Obvious but important caveat first: It is your sim, and that sim is your world, so you do things however you please. I will not give you advice on what you should do.
But for what its worth, if it is useful to you or to anyone else, what I do and have done for a long time is:
I “play along” with what the sim gives me once, then I evaluate if this actually realistic or just the sim goofing something up - if at that point I decide the sim is goofing up I ignore it.
E.g., if the sim tells me to go around due to traffic, I will. On my second approach, if I can see that there is not actually any traffic and it is just the sim ATC being broken, I ignore it and go ahead and land.

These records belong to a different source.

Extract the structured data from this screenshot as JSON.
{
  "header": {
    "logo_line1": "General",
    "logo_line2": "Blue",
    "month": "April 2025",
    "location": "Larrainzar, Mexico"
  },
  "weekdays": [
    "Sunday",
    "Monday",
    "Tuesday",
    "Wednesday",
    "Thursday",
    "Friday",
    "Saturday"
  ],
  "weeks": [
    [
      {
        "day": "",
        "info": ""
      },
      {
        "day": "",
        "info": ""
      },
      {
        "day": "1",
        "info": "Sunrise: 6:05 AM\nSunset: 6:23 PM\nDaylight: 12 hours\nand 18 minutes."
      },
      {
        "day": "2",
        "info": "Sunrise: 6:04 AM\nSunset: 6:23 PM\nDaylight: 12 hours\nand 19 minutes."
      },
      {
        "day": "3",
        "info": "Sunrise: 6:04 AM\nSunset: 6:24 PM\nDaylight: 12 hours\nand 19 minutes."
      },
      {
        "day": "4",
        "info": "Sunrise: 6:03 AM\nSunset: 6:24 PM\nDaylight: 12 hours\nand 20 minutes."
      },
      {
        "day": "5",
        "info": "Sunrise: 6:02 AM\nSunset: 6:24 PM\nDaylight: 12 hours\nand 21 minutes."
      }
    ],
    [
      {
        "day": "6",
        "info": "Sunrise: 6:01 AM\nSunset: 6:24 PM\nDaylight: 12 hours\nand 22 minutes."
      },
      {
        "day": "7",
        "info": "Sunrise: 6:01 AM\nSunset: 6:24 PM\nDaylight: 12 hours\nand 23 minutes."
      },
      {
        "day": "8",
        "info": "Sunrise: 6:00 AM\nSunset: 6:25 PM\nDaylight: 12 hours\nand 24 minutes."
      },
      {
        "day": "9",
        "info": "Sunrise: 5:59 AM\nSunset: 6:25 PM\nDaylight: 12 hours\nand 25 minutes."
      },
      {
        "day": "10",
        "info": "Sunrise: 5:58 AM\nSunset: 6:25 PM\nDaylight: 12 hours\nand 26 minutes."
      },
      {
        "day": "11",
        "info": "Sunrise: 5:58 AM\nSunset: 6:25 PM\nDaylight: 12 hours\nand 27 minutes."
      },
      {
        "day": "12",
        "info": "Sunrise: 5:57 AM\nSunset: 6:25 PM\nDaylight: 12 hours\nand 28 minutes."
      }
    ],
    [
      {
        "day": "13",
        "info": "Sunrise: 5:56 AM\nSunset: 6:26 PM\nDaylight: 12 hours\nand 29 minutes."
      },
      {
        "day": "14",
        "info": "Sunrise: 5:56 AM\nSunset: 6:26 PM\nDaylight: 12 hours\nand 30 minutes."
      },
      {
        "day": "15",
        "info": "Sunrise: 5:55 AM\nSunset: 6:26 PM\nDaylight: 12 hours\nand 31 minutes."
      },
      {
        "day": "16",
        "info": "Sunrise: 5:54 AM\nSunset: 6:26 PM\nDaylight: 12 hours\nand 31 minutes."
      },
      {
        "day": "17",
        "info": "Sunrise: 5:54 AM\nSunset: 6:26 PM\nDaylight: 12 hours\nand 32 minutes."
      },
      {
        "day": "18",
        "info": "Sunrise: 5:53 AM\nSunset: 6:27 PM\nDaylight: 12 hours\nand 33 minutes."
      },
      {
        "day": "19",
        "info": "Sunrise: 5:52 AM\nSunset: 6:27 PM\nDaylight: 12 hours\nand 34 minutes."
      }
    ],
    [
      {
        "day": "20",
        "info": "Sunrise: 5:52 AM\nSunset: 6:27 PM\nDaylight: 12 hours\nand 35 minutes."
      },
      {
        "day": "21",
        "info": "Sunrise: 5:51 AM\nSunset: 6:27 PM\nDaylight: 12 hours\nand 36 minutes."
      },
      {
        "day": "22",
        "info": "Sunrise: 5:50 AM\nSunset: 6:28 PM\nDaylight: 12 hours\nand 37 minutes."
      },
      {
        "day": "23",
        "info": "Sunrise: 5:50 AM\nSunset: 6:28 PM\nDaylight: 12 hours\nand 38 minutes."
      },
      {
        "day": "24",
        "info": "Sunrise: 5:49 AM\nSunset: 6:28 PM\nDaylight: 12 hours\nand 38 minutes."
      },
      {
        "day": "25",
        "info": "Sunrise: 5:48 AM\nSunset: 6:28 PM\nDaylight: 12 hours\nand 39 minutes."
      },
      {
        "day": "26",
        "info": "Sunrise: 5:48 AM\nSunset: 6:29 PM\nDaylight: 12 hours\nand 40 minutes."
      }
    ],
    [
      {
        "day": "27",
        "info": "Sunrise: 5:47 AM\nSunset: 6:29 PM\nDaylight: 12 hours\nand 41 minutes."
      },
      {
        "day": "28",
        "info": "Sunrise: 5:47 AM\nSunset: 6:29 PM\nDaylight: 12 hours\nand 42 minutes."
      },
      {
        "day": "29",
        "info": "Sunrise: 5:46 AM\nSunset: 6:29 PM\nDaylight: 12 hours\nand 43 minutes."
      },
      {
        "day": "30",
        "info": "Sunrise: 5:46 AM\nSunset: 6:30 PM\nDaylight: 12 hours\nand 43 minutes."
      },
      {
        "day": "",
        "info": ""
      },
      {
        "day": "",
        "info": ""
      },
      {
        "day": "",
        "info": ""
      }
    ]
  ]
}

For your example: If I see excessive magneto drop, I will do what you mention, try to burn it off, etc, if the drop is still too high but full throttle RPM is by the book, I ignore the excessive magneto drop and go ahead and take off.
I find that to be the best tradeoff between immersion and realism. In my view, striving for realism while in the sim is the biggest immersion breaker. No real-world pilot has ever thought “is this realistic? what is the most realistic way of doing this? what would a real pilot do?”. Such thoughts should never cross our minds, IMHO. Whatever happens in the sim “is real” and we deal with it as if it was real. The time to think about realism is between sim sessions, not during sim sessions.
But sometimes that approach just does not work - if the sim does not model things like spark plug fouling or magneto problems but it has an issue with excessive mag drop there is no way treating it as if it was real is going to fix that problem. Do I really want to model an incompetent mechanic who is incapable of fixing my magneto problem, no matter how many times I taxi back to the hangar to have it fixed? No, not really. So I suspend my suspended beliefs for a moment, consider that issue a sim issue, and ignore it.
So that is how I deal with such things. You decide what works best for you.